Faqra, Small Altar
Faqra: site of several Roman monuments on the western slopes of the Lebanon Mountains.
To us, the Small Altar at Faqra, which has been restored in 1945, hardly looks like an altar, and to be fair, we do not really know the function of this small monument. It is a smaller version of the building at Machnaqa, though, which certainly served as a tower altar. Still, there are some problems: for example, where was the sacrifice presented to the deity?
In most tower altars, we can identify the place where the priest ascended the platform. For example, we can recognize the place where the ladder was placed to reach the roof of Faqra's Great Altar, and there are internal stairs in the Tower of Claudius. A block of stone that resembles a small stairs was found near the Small Altar, but we do not know for certain whether it belonged to this monument.
There is also an apse, where a statue of a deity may have stood. If this is true, that would suggest that the monument is not an altar at all, unless the required sacrifices were quite small and could be deposited between the columns, in front of the apse.
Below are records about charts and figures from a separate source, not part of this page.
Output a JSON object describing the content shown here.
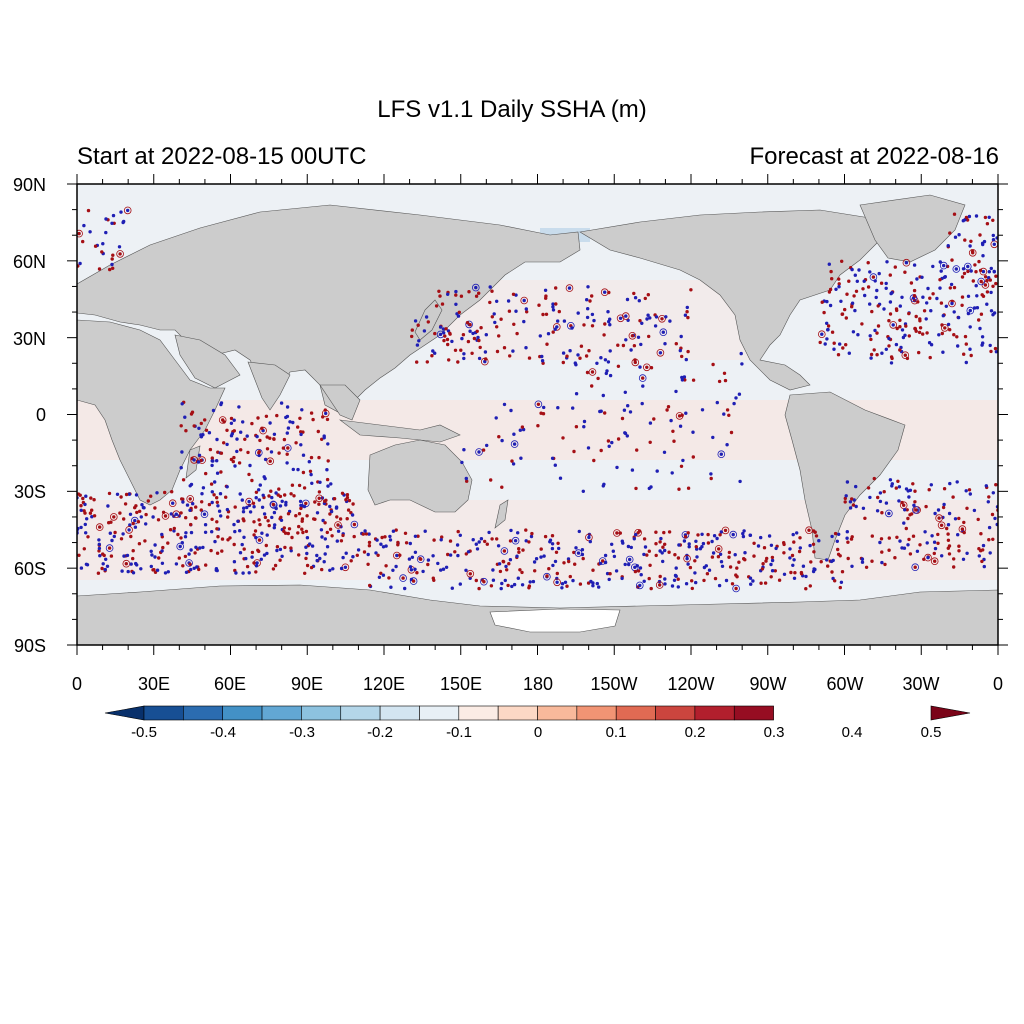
{
  "title": "LFS v1.1 Daily SSHA (m)",
  "subtitle_left": "Start at 2022-08-15 00UTC",
  "subtitle_right": "Forecast at 2022-08-16",
  "map": {
    "lat_ticks": [
      "90N",
      "60N",
      "30N",
      "0",
      "30S",
      "60S",
      "90S"
    ],
    "lon_ticks": [
      "0",
      "30E",
      "60E",
      "90E",
      "120E",
      "150E",
      "180",
      "150W",
      "120W",
      "90W",
      "60W",
      "30W",
      "0"
    ],
    "land_color": "#cccccc",
    "ocean_color": "#edf1f5"
  },
  "colorbar": {
    "labels": [
      "-0.5",
      "-0.4",
      "-0.3",
      "-0.2",
      "-0.1",
      "0",
      "0.1",
      "0.2",
      "0.3",
      "0.4",
      "0.5"
    ],
    "colors": [
      "#08306b",
      "#174f94",
      "#2b6cb0",
      "#4391c6",
      "#62a7d4",
      "#8dc2df",
      "#b4d6e9",
      "#d3e5f1",
      "#e8f0f6",
      "#fbece5",
      "#fcd8c5",
      "#f8b99b",
      "#f19474",
      "#e06a53",
      "#cb453e",
      "#b21f2d",
      "#960d22",
      "#7a0418"
    ]
  },
  "chart_data": {
    "type": "map",
    "variable": "Sea Surface Height Anomaly",
    "units": "m",
    "value_range": [
      -0.5,
      0.5
    ],
    "lat_range": [
      -90,
      90
    ],
    "lon_range": [
      0,
      360
    ],
    "projection": "cylindrical equidistant, centered on 180",
    "observation_dots": {
      "negative_color": "#1f1fb4",
      "positive_color": "#a50f15"
    }
  }
}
If the monument was not an altar, it may have been a votive gift. There is an illegible inscription, which may be evidence that it was indeed a dedication. But why was this votive gift placed between the altars on the hill, and not in the valley, next to the Temple of Adonis or the Temple of Atargatis? In French, the monument is called the édicule à colonettes, and perhaps we should refrain from attempting to be more precise.